Se comenta que por ella unos diez hombres terminaron sus vidas por propia mano, y asegura algún biógrafo que una vez cierto príncipe ruso le envió un millón de rublos con esta nota: “Arruíname, pero no me dejes”.
A casi nadie respetó, y ella misma, divertida, aseguraba que estando en Rusia se había burlado del temido Rasputín.
Vejez en el anonimato
Ya bien madura, agotadas las arcas y la hermosura, La Bella Otero decide esconderse en Niza, en el segundo piso de un antiguo hotel, cuyo alquiler pagaba el casino de Montecarlo, donde no olvidaban los millones que allí ella perdió frente a la ruleta.
Saliendo sólo para buscar el pan, repeliendo el acoso de periodistas y fotógrafos, en tal sitio residió por décadas hasta que ayer, como quien dice, en 1965, falleció sola. Allí no estaba presente ninguno de sus antiguos quince criados. Quizás nunca se enteró de que María Félix, en 1954, había protagonizado la película a ella dedicada. En su humilde tumba, una elemental inscripción: “C. Otero”.
Volvamos al conmovido espectador
¿Y aquel cubano que desde su luneta teatral suspiraba por la bailarina?
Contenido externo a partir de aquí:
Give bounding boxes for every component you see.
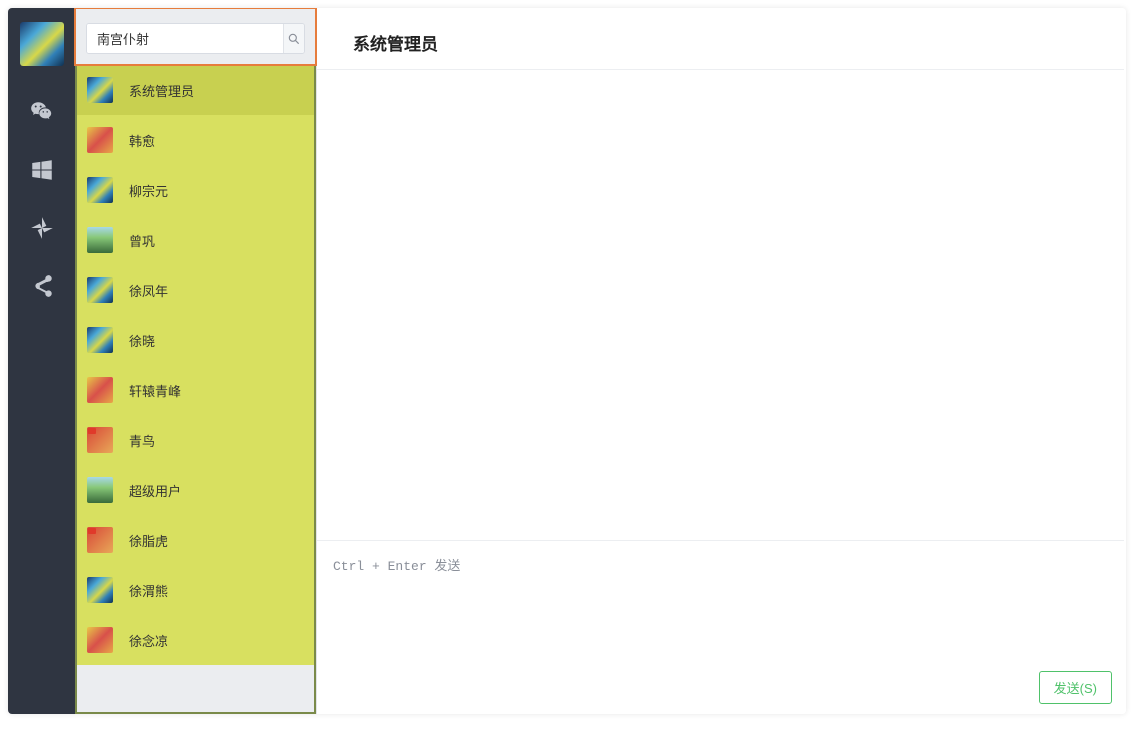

El Apóstol, El Maestro, El Homagno, experimentó un estrechonazo eléctrico. Y en su cerebro bullen palabras que van desde “soberbia” hasta “divina”.
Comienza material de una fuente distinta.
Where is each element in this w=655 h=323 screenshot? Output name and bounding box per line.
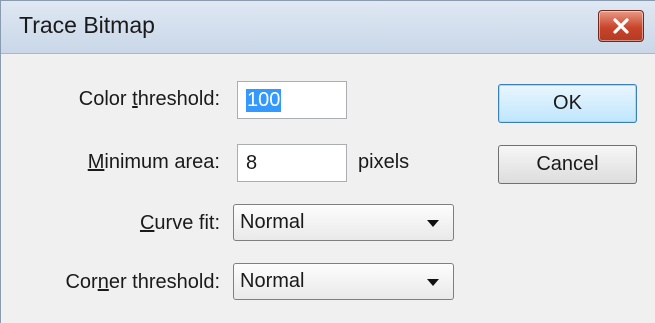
minimum-area-unit: pixels (358, 151, 410, 173)
ok-button[interactable]: OK (498, 84, 637, 123)
curve-fit-label: Curve fit: (139, 212, 220, 234)
curve-fit-select[interactable]: Normal (233, 204, 454, 241)
minimum-area-input[interactable]: 8 (237, 144, 347, 182)
chevron-down-icon (427, 220, 439, 227)
close-button[interactable] (598, 10, 644, 42)
window-title: Trace Bitmap (19, 12, 155, 38)
title-bar[interactable]: Trace Bitmap (1, 1, 655, 54)
close-icon (613, 18, 629, 34)
color-threshold-label: Color threshold: (78, 88, 220, 110)
trace-bitmap-dialog: Trace Bitmap Color threshold: 100 Minimu… (0, 0, 655, 323)
cancel-button[interactable]: Cancel (498, 145, 637, 184)
minimum-area-label: Minimum area: (87, 151, 220, 173)
color-threshold-input[interactable]: 100 (237, 81, 347, 119)
chevron-down-icon (427, 279, 439, 286)
corner-threshold-select[interactable]: Normal (233, 263, 454, 300)
corner-threshold-label: Corner threshold: (65, 271, 220, 293)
No obstante, según parece, tras la función no se acercó al camerino, a pesar de que su condición de hombre de la prensa podía haberle franqueado la puerta. ¿Qué lo contuvo? Es mejor no andar hurgando en misteriosos móviles. ¿Acaso no dijo Pascal que el corazón tiene razones que la razón ignora? Y con su atuendo luctuoso, atravesando la helada noche neoyorquina, volvió a su rincón “el alma trémula y sola”.